Meredith nodded slowly, her long legs drawn up under her on the couch. She looked tired and apprehensive, despite her earlier bravado. Elena touched her hand in farewell, and Meredith smiled at her. “I’m sure your minions will take good care of me, Queen Elena,” she said lightly.

“I’d expect nothing less,” Elena answered in the same tone, turning her smile on the rest of the room.

Stefan got to his feet. “I’ll walk you home,” he said.

Matt rose, too. “I can drive you,” he offered, and Stefan was surprised to find that he had to suppress the urge to shove Matt back into his seat.
Stefan
would take care of Elena. She was
his
responsibility.

“No, stay here, both of you,” Elena said firmly. “It’s only a few blocks, and it’s still broad daylight out. You look after Meredith.”

Stefan settled back in his chair, eyeing Matt. With a wave, Elena was gone, and Stefan stretched out his senses to follow her as far as he could, pushing his Power to sense whether anything dangerous, anything at all, lurked nearby. His Powers weren’t strong enough, though, to reach all the way to Elena’s house. He curled his hands into tight, frustrated fists. He had been so much more powerful when he allowed himself to drink human blood.

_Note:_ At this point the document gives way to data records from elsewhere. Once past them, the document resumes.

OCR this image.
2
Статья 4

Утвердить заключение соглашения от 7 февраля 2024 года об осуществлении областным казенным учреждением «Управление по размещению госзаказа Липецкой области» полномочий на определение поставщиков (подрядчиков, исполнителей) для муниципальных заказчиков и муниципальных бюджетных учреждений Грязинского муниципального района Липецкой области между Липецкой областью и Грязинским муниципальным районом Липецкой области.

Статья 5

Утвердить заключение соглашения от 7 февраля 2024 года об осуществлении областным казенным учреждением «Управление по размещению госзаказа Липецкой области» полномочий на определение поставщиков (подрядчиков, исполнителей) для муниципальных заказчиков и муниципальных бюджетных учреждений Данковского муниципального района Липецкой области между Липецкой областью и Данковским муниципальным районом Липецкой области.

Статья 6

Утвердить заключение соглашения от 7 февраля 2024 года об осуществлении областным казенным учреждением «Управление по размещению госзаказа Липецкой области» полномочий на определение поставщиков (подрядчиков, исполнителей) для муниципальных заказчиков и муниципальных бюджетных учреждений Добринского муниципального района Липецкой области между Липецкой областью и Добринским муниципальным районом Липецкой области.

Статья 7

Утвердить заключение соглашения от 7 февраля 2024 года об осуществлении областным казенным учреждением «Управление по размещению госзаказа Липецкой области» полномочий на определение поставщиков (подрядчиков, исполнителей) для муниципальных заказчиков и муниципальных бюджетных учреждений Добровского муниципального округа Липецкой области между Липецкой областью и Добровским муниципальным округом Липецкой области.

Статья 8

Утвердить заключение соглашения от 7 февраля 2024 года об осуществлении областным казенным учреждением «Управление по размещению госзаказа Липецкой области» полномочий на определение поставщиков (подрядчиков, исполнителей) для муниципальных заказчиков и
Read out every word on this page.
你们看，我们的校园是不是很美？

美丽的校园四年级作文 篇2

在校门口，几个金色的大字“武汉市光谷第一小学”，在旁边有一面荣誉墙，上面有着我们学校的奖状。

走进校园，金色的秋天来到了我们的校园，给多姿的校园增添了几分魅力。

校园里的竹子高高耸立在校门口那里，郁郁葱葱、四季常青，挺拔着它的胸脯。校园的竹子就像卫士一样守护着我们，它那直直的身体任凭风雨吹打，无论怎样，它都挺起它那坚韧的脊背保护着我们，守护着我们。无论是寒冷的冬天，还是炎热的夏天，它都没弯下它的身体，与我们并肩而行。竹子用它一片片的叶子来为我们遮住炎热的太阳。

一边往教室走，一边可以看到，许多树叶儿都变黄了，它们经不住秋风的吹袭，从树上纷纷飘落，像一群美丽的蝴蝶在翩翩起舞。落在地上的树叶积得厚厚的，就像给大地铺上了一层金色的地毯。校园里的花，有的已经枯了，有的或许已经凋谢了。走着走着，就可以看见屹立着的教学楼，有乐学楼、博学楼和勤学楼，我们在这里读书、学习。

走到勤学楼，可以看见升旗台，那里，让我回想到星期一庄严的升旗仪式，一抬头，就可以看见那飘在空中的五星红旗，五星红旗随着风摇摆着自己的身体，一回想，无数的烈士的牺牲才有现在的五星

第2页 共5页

Meredith was watching him, gray eyes sympathetic. “She’ll be okay,” she said. “You can’t watch her all the time.”

But I can try,
thought Stefan.

When Elena strolled up her walk, Caleb was clipping the glossy green leaves of the flowering camellia bushes in front of the house.

“Hi,” she said, surprised. “Have you been here all day?”

He stopped trimming and wiped the sweat off his forehead. With his blond hair and healthy tan, he looked like a California surfer transplanted to a Virginia lawn. Elena thought Caleb seemed just right on a perfect summer day like this one, a lawn mower humming in the distance somewhere, the sky blue and high above them.